The only reason I am using a "PointerToHUGEClass" instead of just "HUGEClass", is because I wanted to make sure the object is not declared from the stack. This was made however before I understood allocaters. Now I feel it is more or less the task of the allocator to ensure the memory isn't declared from the stack.
My questions:
Thanks again, paul23
Memory management is the process of controlling and coordinating a computer's main memory. It ensures that blocks of memory space are properly managed and allocated so the operating system (OS), applications and other running processes have the memory they need to carry out their operations.
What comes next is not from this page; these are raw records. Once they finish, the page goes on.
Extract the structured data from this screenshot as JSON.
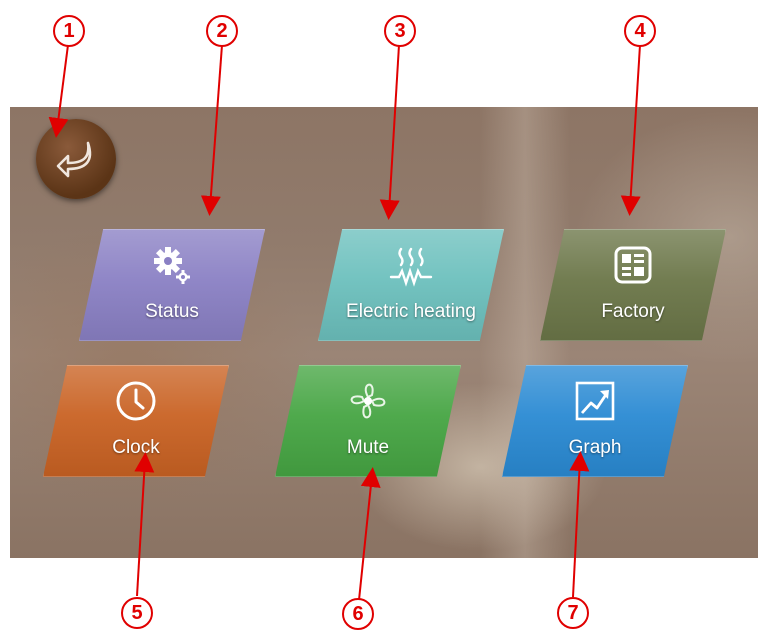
{
  "tiles": [
    {
      "id": "status",
      "label": "Status",
      "icon": "gears-icon",
      "color": "#8d83c6"
    },
    {
      "id": "electric-heating",
      "label": "Electric heating",
      "icon": "heating-coil-icon",
      "color": "#72c4c1"
    },
    {
      "id": "factory",
      "label": "Factory",
      "icon": "factory-panel-icon",
      "color": "#6f7a4c"
    },
    {
      "id": "clock",
      "label": "Clock",
      "icon": "clock-icon",
      "color": "#cf6a27"
    },
    {
      "id": "mute",
      "label": "Mute",
      "icon": "fan-icon",
      "color": "#4bab47"
    },
    {
      "id": "graph",
      "label": "Graph",
      "icon": "graph-icon",
      "color": "#2b8fd6"
    }
  ],
  "back_button": {
    "icon": "back-arrow-icon"
  },
  "annotations": [
    "1",
    "2",
    "3",
    "4",
    "5",
    "6",
    "7"
  ]
}
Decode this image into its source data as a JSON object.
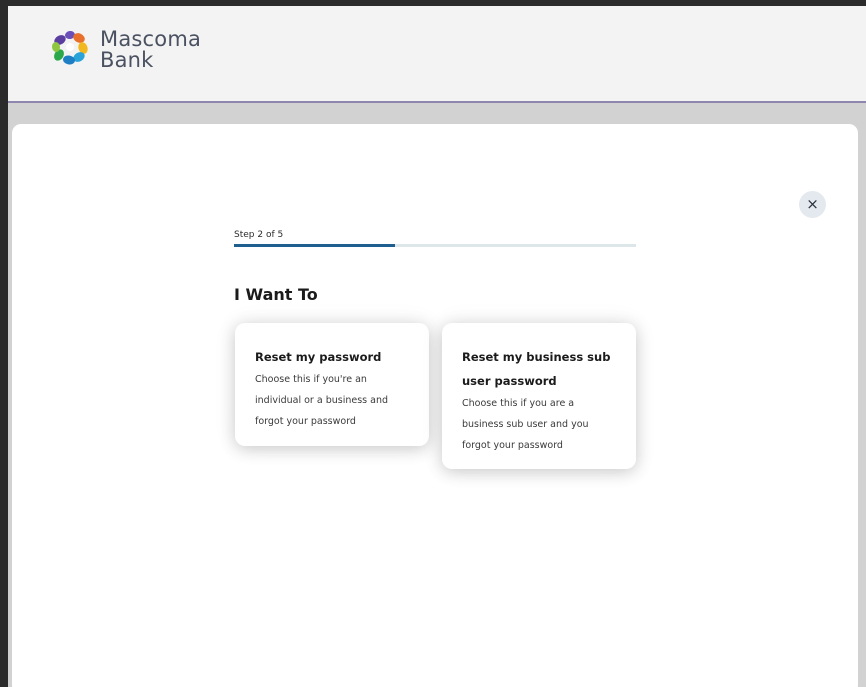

Memory management is the functionality of an operating system which handles or manages primary memory and moves processes back and forth between main memory and disk during execution. Memory management keeps track of each and every memory location, regardless of either it is allocated to some process or it is free.
It keeps track of every memory location(if its is free or occupied). Paging, and swapping,segmentation and compaction are modern computers' four main memory management techniques. Swapping is the best technique for memory management because it provides the most efficient use of system resources.
- Am I correct in assuming the allocator is responsible for the memory management from the items? (And making sure it is declared from stack/freestore/heap/whatever)
No you are not. The allocator is just sugar coating over new
and delete
and in general responsible of deciding where the memory will be allocated. The responsibility of calling allocate
, deallocate
, construct
and destruct
is to its users (which means here, std::vector
). From your point of view, it'll be automatic, which is what matters here after all.
- What does the std::allocator do? - Does it declare from the stack, or from the heap?
std::allocator
is mandated to allocate using ::operator new(size_t)
, thus it depends on the definition of the global new
operator. Generally, this means the heap. The stack is for object with automatic storage duration.
- (follow up from previous question): if I copy an item declared in the stack to the datastructure is it still declared in the heap?
If you copy an item, then a copy is allocated where you copy it. Here it means copying an item from the stack to the heap. You then have two copies of the object, meaning that changes on one copy are not reflected on the other.
Beware though, that we are talking about the default copying mode, that is a shallow copy. If you copy an object, it'll get copied all fine; if you copy a pointer, only the pointer will be copied, not the data pointed to.